6. Not Being Spiritual Enough
Having a well developed sense of
spirituality not only leads to more frequent
and satisfying sex, but it may also be the
most fascinating difference between men
and women.  While spirituality (not religion
these are very different) is the single most
powerful determining factor in a woman’s
sexual behavior, it is much weaker and has
the opposite effect in men.  Women who
are more spiritual have more frequent sex,
with more people, are more satisfied by it
and less likely to use a condom. Spiritual
men, on the other hand, have less
sex.  This is most likely because men aren’t
as likely to equate satisfying sex with
emotional openness the way women are.
7. Not Having Sex
Well, damn. It turns out that not having sex
is a pretty big determinator in keeping you
from having sex. A recent study found that
not having sex creates the kind of behavior
that continually leads to less and less
sex.  For example, couples that only have
sex once a week are more likely to take
more work to use up that extra energy,
which then leaves their mana-well far too
low to cast the level-6 Boner-Bolt their
partner so desperately needs.  And as the
stress builds, having sex becomes even
more difficult, until you’re drawn down
into an entirely sexless void where
everyone always wears clothes and the only
thing on TV is Matlock.
8. Being Too Smart (Or Too Dumb)
Sorry, nerds: in the harsh words of an
unkind sociology professor from North
Carolina, “Intelligence is negatively
associated with sex frequency.” The smarter
you are, the less likely you are to get
laid.  The longer you spend in school, the
more nights you spend alone.  The harder
you pump those blood vessels in your
brain, the less pumping you’ll… well, you
get the picture.  Weirdly enough, there’s
something of a parabola in the high school
years, that quickly becomes more of a
straight line as you get older: in high
school, low intelligence and high
intelligence are both associated with less
sex, so it’s the average Jill and Joe that are
stealing cigarettes and blowing each other’s
minds in the third-floor bathroom during
fifth period.  But as they grow up, the
dummys have a lot of making up to do, and
boy oh boy do they ever make it up.  The
smart folk never do, though.

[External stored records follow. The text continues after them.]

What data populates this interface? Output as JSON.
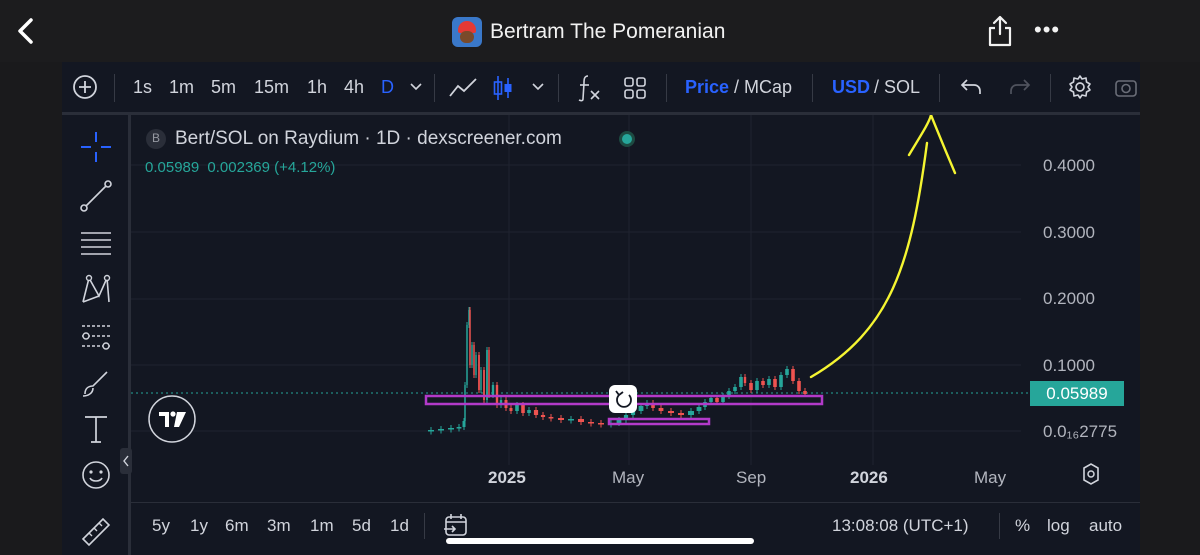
{
  "header": {
    "title": "Bertram The Pomeranian",
    "back_icon": "chevron-left-icon",
    "share_icon": "share-icon",
    "more_icon": "more-dots-icon",
    "more_text": "•••"
  },
  "toolbar": {
    "intervals": [
      "1s",
      "1m",
      "5m",
      "15m",
      "1h",
      "4h",
      "D"
    ],
    "selected_interval": "D",
    "price_label": "Price",
    "mcap_label": "/ MCap",
    "usd_label": "USD",
    "sol_label": "/ SOL"
  },
  "legend": {
    "symbol_badge": "B",
    "name": "Bert/SOL on Raydium · 1D · dexscreener.com",
    "close": "0.05989",
    "change": "0.002369 (+4.12%)"
  },
  "price_scale": {
    "labels": [
      "0.4000",
      "0.3000",
      "0.2000",
      "0.1000",
      "0.0₁₆2775"
    ],
    "current_price": "0.05989"
  },
  "time_scale": {
    "labels": [
      "2025",
      "May",
      "Sep",
      "2026",
      "May"
    ]
  },
  "bottom": {
    "ranges": [
      "5y",
      "1y",
      "6m",
      "3m",
      "1m",
      "5d",
      "1d"
    ],
    "time": "13:08:08 (UTC+1)",
    "percent": "%",
    "log": "log",
    "auto": "auto"
  },
  "colors": {
    "up": "#26a69a",
    "down": "#ef5350",
    "accent": "#2962ff",
    "highlight_box": "#9c27b0",
    "annotation": "#f5f531"
  }
}
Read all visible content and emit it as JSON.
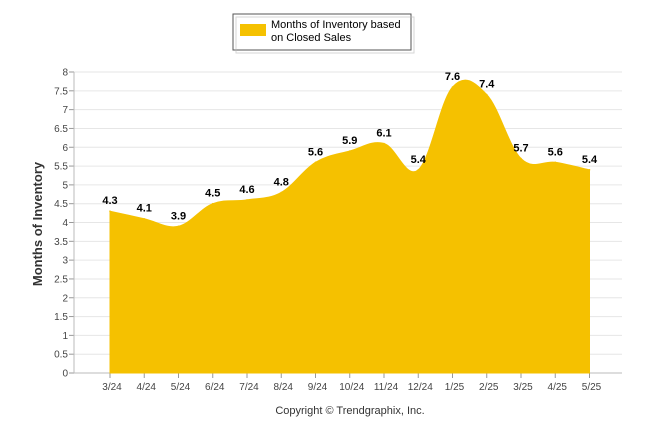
{
  "chart_data": {
    "type": "area",
    "categories": [
      "3/24",
      "4/24",
      "5/24",
      "6/24",
      "7/24",
      "8/24",
      "9/24",
      "10/24",
      "11/24",
      "12/24",
      "1/25",
      "2/25",
      "3/25",
      "4/25",
      "5/25"
    ],
    "series": [
      {
        "name": "Months of Inventory based on Closed Sales",
        "values": [
          4.3,
          4.1,
          3.9,
          4.5,
          4.6,
          4.8,
          5.6,
          5.9,
          6.1,
          5.4,
          7.6,
          7.4,
          5.7,
          5.6,
          5.4
        ],
        "color": "#F5C100"
      }
    ],
    "title": "",
    "xlabel": "",
    "ylabel": "Months of Inventory",
    "ylim": [
      0,
      8
    ],
    "yticks": [
      0,
      0.5,
      1,
      1.5,
      2,
      2.5,
      3,
      3.5,
      4,
      4.5,
      5,
      5.5,
      6,
      6.5,
      7,
      7.5,
      8
    ],
    "grid": true,
    "legend_position": "top-center",
    "data_labels": [
      "4.3",
      "4.1",
      "3.9",
      "4.5",
      "4.6",
      "4.8",
      "5.6",
      "5.9",
      "6.1",
      "5.4",
      "7.6",
      "7.4",
      "5.7",
      "5.6",
      "5.4"
    ]
  },
  "legend": {
    "line1": "Months of Inventory based",
    "line2": "on Closed Sales"
  },
  "footer": {
    "credit": "Copyright © Trendgraphix, Inc."
  },
  "colors": {
    "series": "#F5C100",
    "grid": "#e6e6e6",
    "axis_text": "#444444"
  }
}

They live their
lives cold and alone forever. All of them.  If
you think you’re smart and having sex
then, well, I’m sorry to say that you’re
wrong about one of those things.   Or
you’re the outlier. Whichever.
9. Watching Porn
You’ve all heard the story about Squinty-
Bill, the ordinary teenager who was
corrupted by internet porn and turned into
a sex-crazed maniac who blew his parents’
entire 401k on hookers in Las Vegas during
one orgiastic weekend.  But you’ll be
shocked to learn that Squinty-Bill is most
likely a myth, firstly because of this study
that correlates porn use with erectile
dysfunction, and secondly because I just
made Squinty-Bill up.  Yup, while you may
not go blind, the truth is much, much
darker: porn will slide its spindly needles of
addiction right down your eyeballs, curl
them inside your brain, and rip all the parts
out that make sex work.  Especially if
you live in Rome, for some reason.
10. You’re a Smoker
Sorry guys, this one only applies to you. It
turns out that cigars are more like penises
than Freud ever imagined — in that when
you burn one down, you burn the other
down as well. You light one up, and the
other gets cooled off. You can suck on one
now, but there’ll be nothing to suck on
later. Smoking makes your boner not work.